Because the decision a buyer needs is not "is this ad good in general", it is "which of the five KPIs is the one I should re-edit." That requires per-ad attribute tagging dense enough to discriminate between adjacent verdicts. 500 ads × 43 attributes = 21,500 datapoints. A 5,000-ad pool with only 8 attributes per ad has 40,000 datapoints, but they collapse to a coarser decision surface.
What counts as a "public source"? Where do the 2,047 ads actually come from?
Five sources, all public. Meta Ad Library API (~440 ads). TikTok Creative Center (~700, public top-ads data). TikTok Ad Library (~310, transparency surface). Google Ads Transparency Center (~403, YouTube). Manual editorial curation (~194, real cuts scored through the live pipeline with documented provenance). Customer uploads enter only with explicit opt-in via the Score-My-Ad route.
What is benchmark_pool_version and why does it matter?

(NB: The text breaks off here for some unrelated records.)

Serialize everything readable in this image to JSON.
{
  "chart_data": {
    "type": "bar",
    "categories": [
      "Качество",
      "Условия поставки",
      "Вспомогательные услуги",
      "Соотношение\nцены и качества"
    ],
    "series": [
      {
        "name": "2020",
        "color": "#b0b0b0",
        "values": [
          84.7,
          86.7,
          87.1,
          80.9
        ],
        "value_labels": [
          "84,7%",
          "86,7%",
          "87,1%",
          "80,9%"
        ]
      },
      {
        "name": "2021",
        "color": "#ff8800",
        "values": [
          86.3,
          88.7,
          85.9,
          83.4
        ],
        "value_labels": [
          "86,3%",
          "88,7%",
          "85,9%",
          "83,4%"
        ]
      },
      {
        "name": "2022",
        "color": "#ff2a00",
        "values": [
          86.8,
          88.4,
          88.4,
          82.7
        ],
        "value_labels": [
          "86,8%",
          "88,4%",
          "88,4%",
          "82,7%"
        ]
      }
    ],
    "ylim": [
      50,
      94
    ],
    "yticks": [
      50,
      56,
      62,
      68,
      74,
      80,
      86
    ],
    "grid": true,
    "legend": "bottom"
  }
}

Every benchmark pool is an immutable snapshot, pinned by version (current: v.2026-05). New ads enter the next version, never the current one. Every report stores the benchmark_pool_version it was scored against, so a January report and a May report compare to the same fixed peer set. Without immutable versioning, a "12 percentile improvement" might just be the pool shifting underneath you.
You plan to release the dataset under CC-BY-NC. What does that mean?

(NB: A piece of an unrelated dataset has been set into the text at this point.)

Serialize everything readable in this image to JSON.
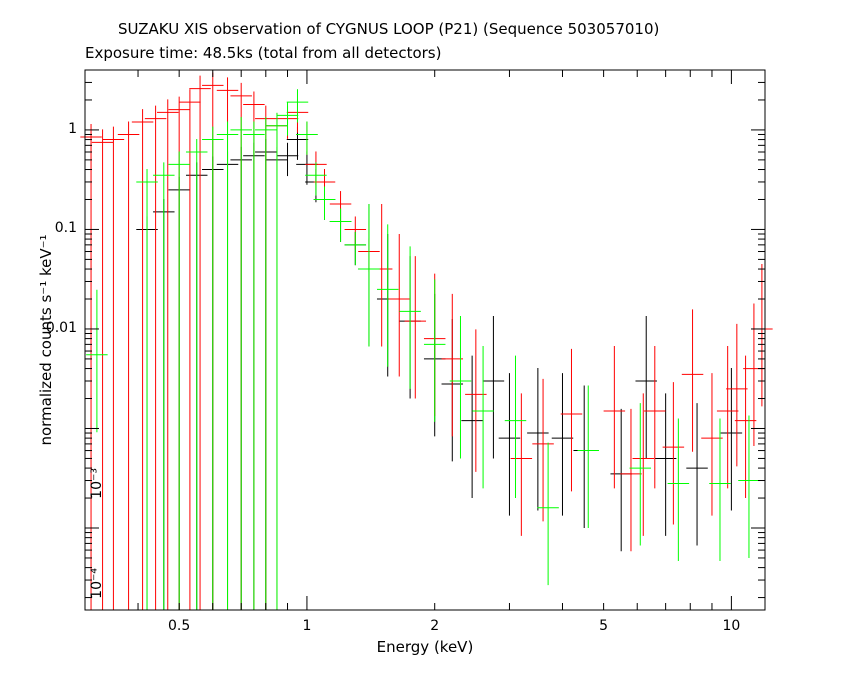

Paper 05 in our research pipeline (target: Scientific Data) is the dataset paper. CC-BY-NC means anyone can use the benchmark for research and educational purposes with attribution; commercial use requires a licence. The validation code will be on GitHub. The point is that a skeptical researcher should be able to re-run our headline numbers without our cooperation, that is what "reproducible" means in a discipline that has been allergic to reproducibility for forty years.
How do I respond when a vendor says they have 100,000 ads in their benchmark?
Ask three questions. One: what is your scaling curve, does ρ still climb with cohort size, or did it plateau? Two: how many attributes per ad are tagged at the level that lets you discriminate Sharpen from Rebuild on a single cut? Three: is your pool immutable per version, or does it shift under live reports? A vendor who cannot answer those three has volume, not credibility. We can answer all three on this page.